The days keep going. How much longer should I label my blog posts "quarantine"? It feels like a weird blend of lockdown and real life now, even though we're still operating in our house as though the lockdown is total. I know things are opening up--in Maplewood, there's outdoor dining options now and stores are opening up--but I'm not ready to emerge yet. We're doing just fine here at home.

We took a day trip into Westchester on Monday and--gasp--left Farrah at home by herself for the first time since mid-March. I was so worried. But we had a high school girl come over twice to walk and play with her, and Farrah seems to have survived. She literally hadn't been without us all around her for months.

Yesterday we set up our new inflatable pool. It's going to be fun to have. It's smaller than I'd thought it would be--not as deep as I'd imagined--but it'll do. We set it up on the patio and leveled it with some folded up old yoga mats. The kids played in it all day today, even though the water's still pretty chilly. They have some floats and some toys. Our town pool, it turns out, WILL open, but with limited slots available each day, and I'm afraid I'm not up for frantically trying to grab a slot each day. It's hard enough getting an Instacart delivery. This year, an inflatable pool will have to do. We're doing the best we can.

In today's edition of Adulting Is Awesome, our fridge broke yesterday. It's running, but it's not cold. We realized something was wrong when the kids went to get an ice pop and they were liquid. Fortunately, the vast quantity of meat in the freezer was still frozen solid, and we were able to transfer everything to the freezer in the basement. So we didn't lose any of our precious stores. What a pain it was, carrying an entire fridge and freezer's worth of food to the basement at 11pm. A repair person is coming tomorrow.

But wow, that was a moment last night, wrangling an inflatable pool into submission on the patio and trying to assemble the hundred parts of the filter and then having to deal with the broken fridge. A poignant tableau of all that is grotesque and absurd about both suburbia and middle age and this particular very weird year. A THOUSAND SIGHS.

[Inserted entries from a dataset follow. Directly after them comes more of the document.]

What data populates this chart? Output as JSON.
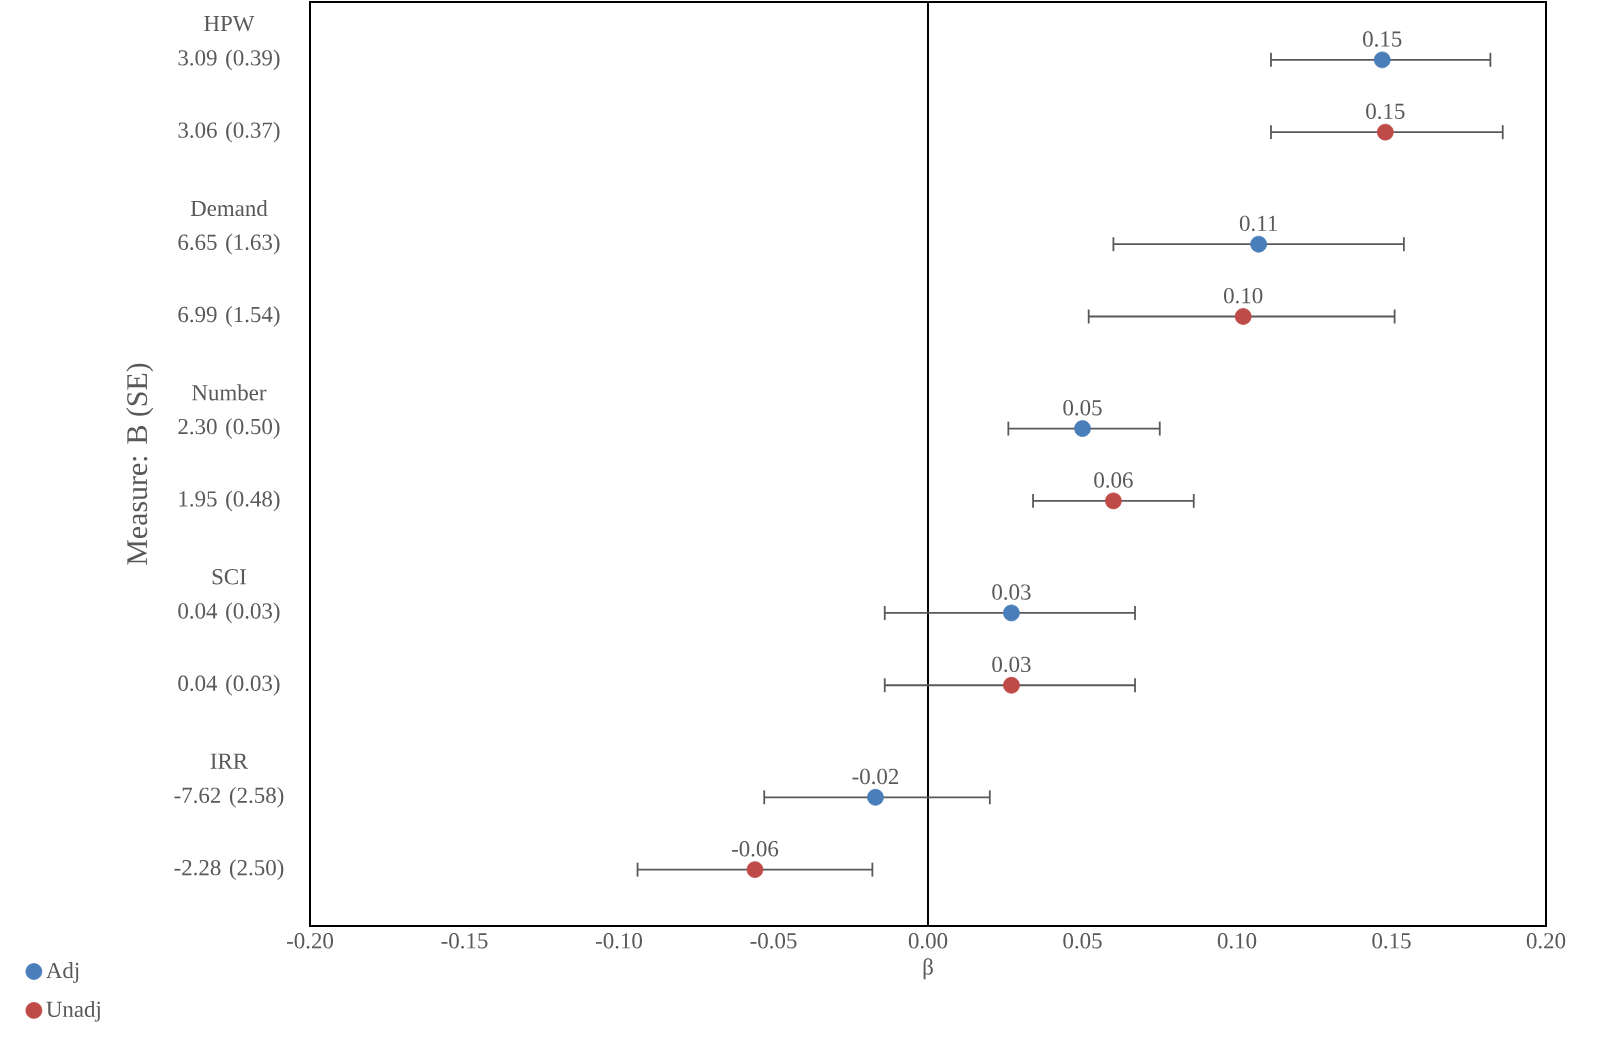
{
  "chart_data": {
    "type": "scatter",
    "orientation": "horizontal",
    "xlabel": "β",
    "ylabel": "Measure: B (SE)",
    "categories": [
      "HPW",
      "3.09 (0.39)",
      "3.06 (0.37)",
      "Demand",
      "6.65 (1.63)",
      "6.99 (1.54)",
      "Number",
      "2.30 (0.50)",
      "1.95 (0.48)",
      "SCI",
      "0.04 (0.03)",
      "0.04 (0.03)",
      "IRR",
      "-7.62 (2.58)",
      "-2.28 (2.50)"
    ],
    "xlim": [
      -0.2,
      0.2
    ],
    "xticks": [
      {
        "value": -0.2,
        "label": "-0.20"
      },
      {
        "value": -0.15,
        "label": "-0.15"
      },
      {
        "value": -0.1,
        "label": "-0.10"
      },
      {
        "value": -0.05,
        "label": "-0.05"
      },
      {
        "value": 0,
        "label": "0.00"
      },
      {
        "value": 0.05,
        "label": "0.05"
      },
      {
        "value": 0.1,
        "label": "0.10"
      },
      {
        "value": 0.15,
        "label": "0.15"
      },
      {
        "value": 0.2,
        "label": "0.20"
      }
    ],
    "marker": "circle",
    "legend": "bottom left",
    "ref_lines": [
      {
        "axis": "x",
        "value": 0,
        "color": "#000000"
      }
    ],
    "series": [
      {
        "name": "Adj",
        "color": "#4a7ebb",
        "values": [
          null,
          0.147,
          null,
          null,
          0.107,
          null,
          null,
          0.05,
          null,
          null,
          0.027,
          null,
          null,
          -0.017,
          null
        ],
        "errors": [
          null,
          [
            0.111,
            0.182
          ],
          null,
          null,
          [
            0.06,
            0.154
          ],
          null,
          null,
          [
            0.026,
            0.075
          ],
          null,
          null,
          [
            -0.014,
            0.067
          ],
          null,
          null,
          [
            -0.053,
            0.02
          ],
          null
        ],
        "value_labels": [
          null,
          "0.15",
          null,
          null,
          "0.11",
          null,
          null,
          "0.05",
          null,
          null,
          "0.03",
          null,
          null,
          "-0.02",
          null
        ]
      },
      {
        "name": "Unadj",
        "color": "#be4b48",
        "values": [
          null,
          null,
          0.148,
          null,
          null,
          0.102,
          null,
          null,
          0.06,
          null,
          null,
          0.027,
          null,
          null,
          -0.056
        ],
        "errors": [
          null,
          null,
          [
            0.111,
            0.186
          ],
          null,
          null,
          [
            0.052,
            0.151
          ],
          null,
          null,
          [
            0.034,
            0.086
          ],
          null,
          null,
          [
            -0.014,
            0.067
          ],
          null,
          null,
          [
            -0.094,
            -0.018
          ]
        ],
        "value_labels": [
          null,
          null,
          "0.15",
          null,
          null,
          "0.10",
          null,
          null,
          "0.06",
          null,
          null,
          "0.03",
          null,
          null,
          "-0.06"
        ]
      }
    ]
  }
}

Better is the excitement of the girls tonight when we told them they could have a sleepover in Lucia's room. They're setting up all their Lego figures on little Lego beds as I type this. They're both sleeping on Lucia's floor. Feels like summer.

What we're reading:

Margo: Meadowlark by Melanie Abrams
Andrew: The Whiskey Rebellion
Greta: School for Good and Evil #5 (she just finished #4 this afternoon)
Lucia: School for Good and Evil #1-6 (she finished #6 and is now just rereading random pages from all the books; she loves this series so much. She's like me when I finish a really spectacular book--hard to transition right away into some thing new. Just want to stay in that world.)